Gordon Meredith Lightfoot, Jr., born in Orillia, Ont. on November 17, 1938, was a natural musical talent from early on. The Global News reports Lightfoot’s mother recognized it when Lightfoot, at age 4, sang an Irish lullaby to his elementary school over the PA system.

Lightfoot taught himself to play folk guitar throughout high school and opted to move to California in 1958 to study jazz composition and orchestration at the Westlake College of Music in Hollywood, CA. However, the wanderlust didn’t last long, and Lightfoot returned to his native Canada and moved to Toronto, where the music scene lay at his feet.

He was one of the few Canadian artists who stayed in Canada and became famous without moving elsewhere. He signed with United Artists in 1965 and followed that up with an appearance on The Tonight Show with Johnny Carson and at the Newport Folk Festival – further establishing his reputation on the music scene. Soon after, he released his first album, Lightfoot!, in 1966.

What followed was an annual concert at Toronto’s Massey Hall. Beginning in 1967, he played every year until the mid-80s, when it dropped to about once every 18 months. In 2005 Lightfoot resumed the Massey Hall event as an annual residency and tradition.

He was often called Canada’s greatest songwriter and known globally for his hand in the rise of the folk/rock genre. In the 2019 documentary Gordon Lightfoot: If You Could Read My Mind, Rush singer Geddy Lee said, “He is our poet laureate; he is our iconic singer-songwriter.”

Lightfoot was behind many songs that crossed genres, such as “The Wreck of Edmund Fitzgerald,” Ribbon of Darkness,” “If You Could Read My Mind,” “Carefree Highway,” “Rainy Day People,” and many others.

Musicians such as Elvis Presley, Johnny Cash, Hank Williams, Jr., and more have recorded his songs to great chart success, and Lightfoot was widely respected in the music industry.

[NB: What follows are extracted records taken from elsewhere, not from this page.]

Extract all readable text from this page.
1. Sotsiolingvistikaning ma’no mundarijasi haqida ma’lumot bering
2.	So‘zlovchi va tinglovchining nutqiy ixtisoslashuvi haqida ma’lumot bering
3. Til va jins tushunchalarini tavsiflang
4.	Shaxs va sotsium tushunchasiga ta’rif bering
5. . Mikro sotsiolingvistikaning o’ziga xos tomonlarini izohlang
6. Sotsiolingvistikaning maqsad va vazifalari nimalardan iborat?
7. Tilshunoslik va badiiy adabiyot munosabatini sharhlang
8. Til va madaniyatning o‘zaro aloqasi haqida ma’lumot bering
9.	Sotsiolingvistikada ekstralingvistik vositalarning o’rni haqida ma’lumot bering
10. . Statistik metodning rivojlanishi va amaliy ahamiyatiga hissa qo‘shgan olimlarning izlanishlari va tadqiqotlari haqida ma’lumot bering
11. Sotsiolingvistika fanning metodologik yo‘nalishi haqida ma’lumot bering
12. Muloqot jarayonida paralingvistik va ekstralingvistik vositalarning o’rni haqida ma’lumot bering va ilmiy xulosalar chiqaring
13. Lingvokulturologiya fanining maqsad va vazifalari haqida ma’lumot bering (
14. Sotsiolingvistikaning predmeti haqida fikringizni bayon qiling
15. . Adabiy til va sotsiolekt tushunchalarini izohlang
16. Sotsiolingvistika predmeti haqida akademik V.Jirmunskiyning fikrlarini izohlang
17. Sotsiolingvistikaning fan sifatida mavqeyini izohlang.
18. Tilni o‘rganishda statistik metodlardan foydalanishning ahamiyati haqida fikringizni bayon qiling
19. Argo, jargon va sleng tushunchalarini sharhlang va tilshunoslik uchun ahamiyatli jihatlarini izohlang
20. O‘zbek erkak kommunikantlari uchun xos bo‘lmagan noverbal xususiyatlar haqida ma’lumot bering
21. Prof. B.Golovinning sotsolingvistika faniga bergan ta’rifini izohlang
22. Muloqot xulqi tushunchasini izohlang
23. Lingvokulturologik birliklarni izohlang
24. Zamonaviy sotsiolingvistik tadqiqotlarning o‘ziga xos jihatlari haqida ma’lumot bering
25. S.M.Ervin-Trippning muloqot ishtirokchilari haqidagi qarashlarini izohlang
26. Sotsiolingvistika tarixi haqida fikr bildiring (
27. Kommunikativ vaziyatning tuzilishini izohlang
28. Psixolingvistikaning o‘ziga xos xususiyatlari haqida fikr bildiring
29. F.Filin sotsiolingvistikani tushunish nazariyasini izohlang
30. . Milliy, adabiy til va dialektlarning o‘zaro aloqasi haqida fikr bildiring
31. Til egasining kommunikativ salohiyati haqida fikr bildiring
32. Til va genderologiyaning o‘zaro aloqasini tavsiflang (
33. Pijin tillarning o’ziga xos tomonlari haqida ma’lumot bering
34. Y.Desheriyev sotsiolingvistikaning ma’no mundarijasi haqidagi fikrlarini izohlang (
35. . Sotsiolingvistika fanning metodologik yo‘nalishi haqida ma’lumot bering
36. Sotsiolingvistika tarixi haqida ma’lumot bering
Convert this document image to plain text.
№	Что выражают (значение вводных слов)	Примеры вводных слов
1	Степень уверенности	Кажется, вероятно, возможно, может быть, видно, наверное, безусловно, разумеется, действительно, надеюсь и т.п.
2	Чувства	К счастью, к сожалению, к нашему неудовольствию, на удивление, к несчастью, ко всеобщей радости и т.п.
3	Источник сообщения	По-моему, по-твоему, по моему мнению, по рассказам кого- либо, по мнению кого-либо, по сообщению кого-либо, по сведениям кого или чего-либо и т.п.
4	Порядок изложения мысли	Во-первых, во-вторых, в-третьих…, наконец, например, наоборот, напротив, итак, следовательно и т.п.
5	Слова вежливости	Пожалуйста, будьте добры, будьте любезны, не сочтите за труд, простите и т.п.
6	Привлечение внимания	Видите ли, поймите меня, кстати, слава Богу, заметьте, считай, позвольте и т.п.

Throughout his over 50-year career, Lightfoot was a multiple Grammy Award nominee and has won over 15 JUNO Awards. In addition, he was inducted into the Canadian Music Hall of Fame, where Bob Dylan presided over the ceremony. The very man Lightfoot stated inspired him early in his career.


“I know he’s been offered this award before, and he’s never accepted it because he wanted me to come up here to give it to him,” Dylan quipped onstage during the 1986 JUNO Awards gala. “He’s somebody of rare talent.”

“Gordon Lightfoot was a constant in my life for 60 years,” said Larry LeBlanc, Senior Writer of CelebrityAccess. “He was a friend as well. His music is ingrained in the memories of an entire generation, and he is greatly mourned.”

In 2015, his hometown of Orillia honored him with a tall bronze sculpture of a cross-legged Lightfoot playing a guitar and many Canadians make the trip to the site each year to thank the man heralded as one of Canada’s best.

Lightfoot is survived by his wife, Kim, six children — Fred, Ingrid, Galen, Eric, Miles and Meredith — and several grandchildren.